The surprise came from Baghdad when the official Iraqi satellite channel Al-Iraqia on Nov.13,2007 broadcast an interview with the top Shiite clerk Sayyid Ammar Al-Hakim, son of the leader of the Supreme Islamic Iraqi Council, Sayyid Abdul Aziz Al-Hakim. Sayyid Ammar began first talking about local issues and after that opened it up for questions from journalists.

One asked about what the Iranian President had said about filling the vacuum, and Sayyid Ammar answered, "It is better to ask the Iranian President about that.

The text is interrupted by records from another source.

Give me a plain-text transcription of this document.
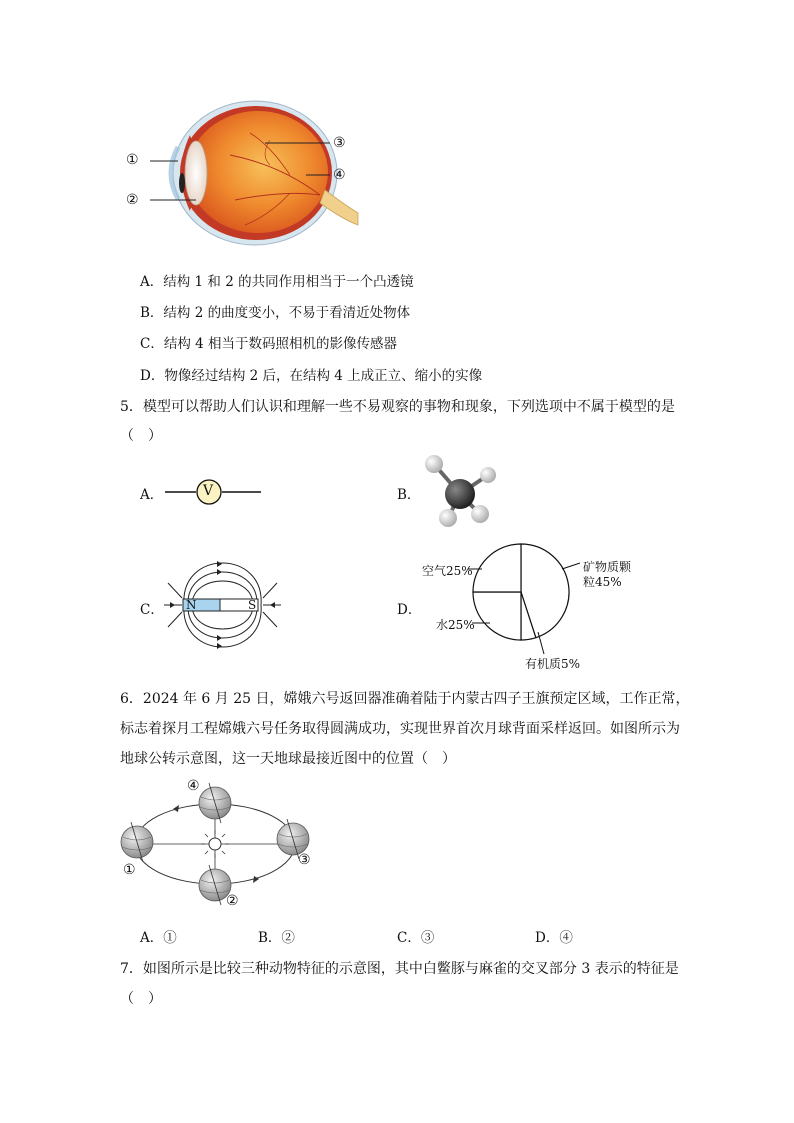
①
②
③
④
A．结构 1 和 2 的共同作用相当于一个凸透镜
B．结构 2 的曲度变小，不易于看清近处物体
C．结构 4 相当于数码照相机的影像传感器
D．物像经过结构 2 后，在结构 4 上成正立、缩小的实像
5．模型可以帮助人们认识和理解一些不易观察的事物和现象，下列选项中不属于模型的是
（　）
A．	V	B．
C． N	S	D．
空气25%	矿物质颗
粒45%
水25%
有机质5%
6．2024 年 6 月 25 日，嫦娥六号返回器准确着陆于内蒙古四子王旗预定区域，工作正常，
标志着探月工程嫦娥六号任务取得圆满成功，实现世界首次月球背面采样返回。如图所示为
地球公转示意图，这一天地球最接近图中的位置（　）
①
②
③
④
A．①	B．②	C．③	D．④
7．如图所示是比较三种动物特征的示意图，其中白鳖豚与麻雀的交叉部分 3 表示的特征是
（　）
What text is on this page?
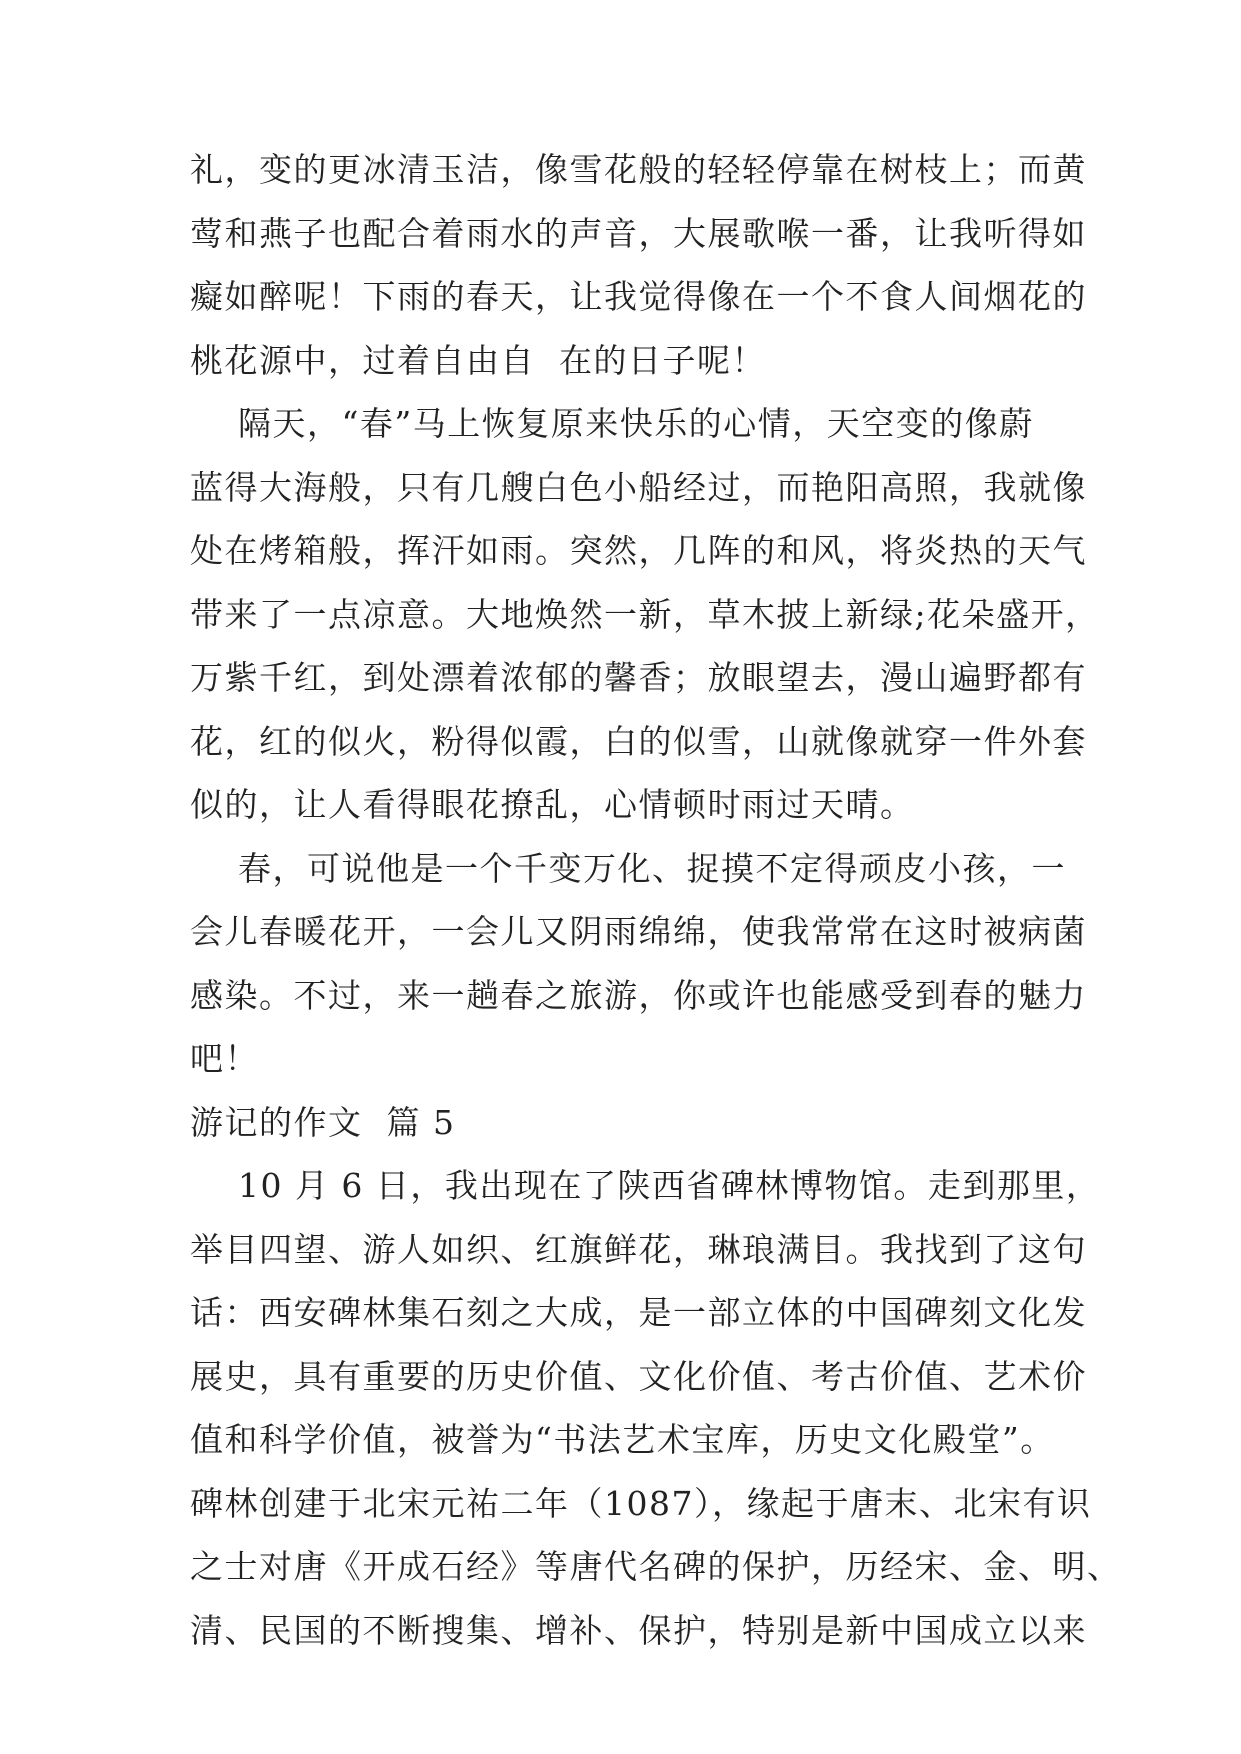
礼，变的更冰清玉洁，像雪花般的轻轻停靠在树枝上；而黄
莺和燕子也配合着雨水的声音，大展歌喉一番，让我听得如
癡如醉呢！下雨的春天，让我觉得像在一个不食人间烟花的
桃花源中，过着自由自  在的日子呢！
隔天，“春”马上恢复原来快乐的心情，天空变的像蔚
蓝得大海般，只有几艘白色小船经过，而艳阳高照，我就像
处在烤箱般，挥汗如雨。突然，几阵的和风，将炎热的天气
带来了一点凉意。大地焕然一新，草木披上新绿;花朵盛开，
万紫千红，到处漂着浓郁的馨香；放眼望去，漫山遍野都有
花，红的似火，粉得似霞，白的似雪，山就像就穿一件外套
似的，让人看得眼花撩乱，心情顿时雨过天晴。
春，可说他是一个千变万化、捉摸不定得顽皮小孩，一
会儿春暖花开，一会儿又阴雨绵绵，使我常常在这时被病菌
感染。不过，来一趟春之旅游，你或许也能感受到春的魅力
吧！
游记的作文  篇 5
10 月 6 日，我出现在了陕西省碑林博物馆。走到那里，
举目四望、游人如织、红旗鲜花，琳琅满目。我找到了这句
话：西安碑林集石刻之大成，是一部立体的中国碑刻文化发
展史，具有重要的历史价值、文化价值、考古价值、艺术价
值和科学价值，被誉为“书法艺术宝库，历史文化殿堂”。
碑林创建于北宋元祐二年（1087），缘起于唐末、北宋有识
之士对唐《开成石经》等唐代名碑的保护，历经宋、金、明、
清、民国的不断搜集、增补、保护，特别是新中国成立以来
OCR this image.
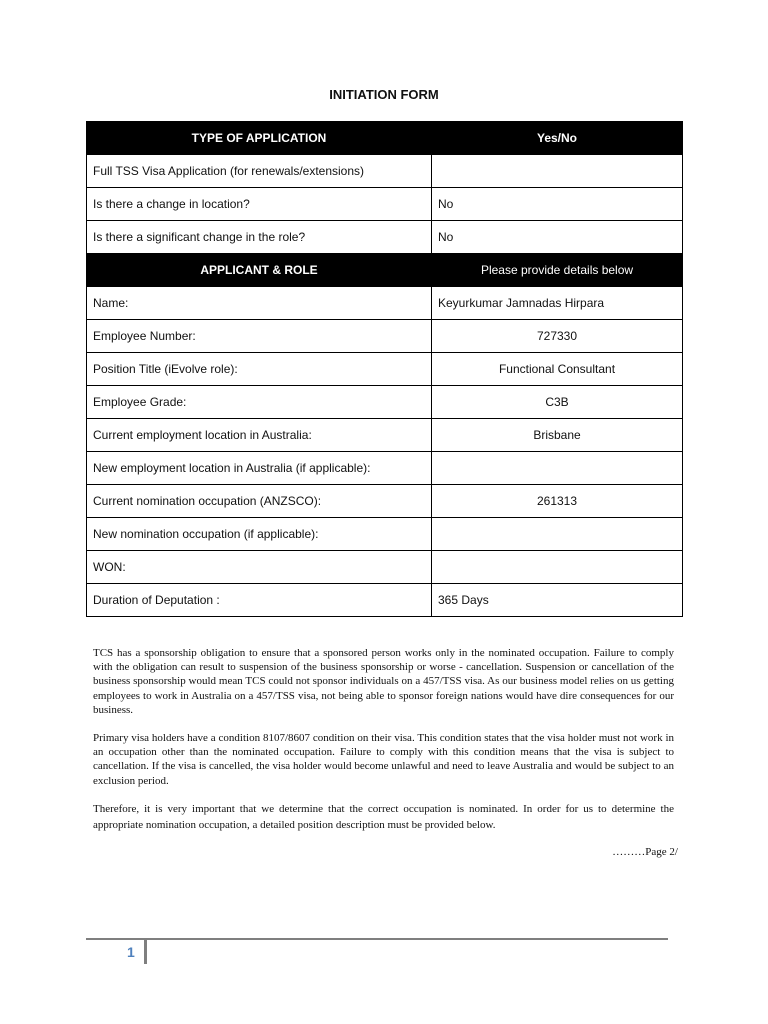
INITIATION FORM
TYPE OF APPLICATION	Yes/No
Full TSS Visa Application (for renewals/extensions)	
Is there a change in location?	No
Is there a significant change in the role?	No
APPLICANT & ROLE	Please provide details below
Name:	Keyurkumar Jamnadas Hirpara
Employee Number:	727330
Position Title (iEvolve role):	Functional Consultant
Employee Grade:	C3B
Current employment location in Australia:	Brisbane
New employment location in Australia (if applicable):	
Current nomination occupation (ANZSCO):	261313
New nomination occupation (if applicable):	
WON:	
Duration of Deputation :	365 Days

TCS has a sponsorship obligation to ensure that a sponsored person works only in the nominated occupation. Failure to comply with the obligation can result to suspension of the business sponsorship or worse - cancellation. Suspension or cancellation of the business sponsorship would mean TCS could not sponsor individuals on a 457/TSS visa. As our business model relies on us getting employees to work in Australia on a 457/TSS visa, not being able to sponsor foreign nations would have dire consequences for our business.

Primary visa holders have a condition 8107/8607 condition on their visa. This condition states that the visa holder must not work in an occupation other than the nominated occupation. Failure to comply with this condition means that the visa is subject to cancellation. If the visa is cancelled, the visa holder would become unlawful and need to leave Australia and would be subject to an exclusion period.

Therefore, it is very important that we determine that the correct occupation is nominated. In order for us to determine the appropriate nomination occupation, a detailed position description must be provided below.

………Page 2/
1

I am not going to interpret his words." But he then went on to add, "From what I have heard from a member of the Iraqi delegation who was present in Iran at the President's audience, it seemed that what he said was part of a dialogue with the Iraqi delegation." He summarized that Ahmadinejad had essentially said, "Islamic and Arab countries and the countries of the Region could help in arranging the situation in Iraq." Sayyid Ammar added this was not something new because the Arab League has had a similar notion in this same respect.

“The Iranians are in Iraq, " he assured the journalists, "but as visitors like any other visitors visiting other countries.” He explained that "every day some 2500 Iranian visitors enter Iraq from the south. Of course to visit the holiest Shia Shrines in Iraq. This means the Iranians are here, but as visitors."

Talking about the same topic but answering a different question about the Iranian intelligence intervention in Iraq, Hakim said: "We hear talks to this effect, but what the government information has confirmed refuted such allegations. But we do understand that countries look for their interests especially through intelligence elements,” later adding that, “We do understand that neighboring countries have their own interests."

As for the relations of the SIIC with Iran, he answered with anger, "Whoever say that is ignorant," adding, "We do not have the right to base our policies stemming from the interests of the others. Rather, we base our policies from the interests of the Iraqi people.... True, we have resided in Iran for a long, time but this does not mean that we are non-Arabs, but Safawis (i.e. non-Arab Muslims), he explained, concluding, "We work with transparency and clarity when we opened-up relations with countries like Iran, Turkey, the USA and others. When we deal with them we do that in the open because this is in Iraq's interests and not others' interests, i.e. we should not establish our relations with Iran in isolation from our relations with the other countries." He concluded by saying: "All Iraqis are national and patriotic people."

Commenting on the American accusations to the effect that Iran or Iranian-backed militias were behind the Al-Ghazel Market explosion, the leader of the SIIC, Sayyid Abdul Aziz Al-Hakim said this past Monday that "such accusations needs concrete evidence."

These struggles hold Iraq's future in the balance, especially considering the heated discussions in the US Congress and the repeated calls for troop withdrawals from Iraq. Moreover, all political parties are at odds concerning amendments to the Constitution, the tribal “Awakening Councils” and their future role in Iraq’s governance, the implementation of Article 140 about Kirkuk Province, and the rising role of Ba’athists and calls to re-integrate them into the political system.

Iraq's pot is simmering, but no one knows when it will explode.

Sadoun al-Janabi is a freelance Iraqi journalist who left his country earlier this year and currently lives in Syria.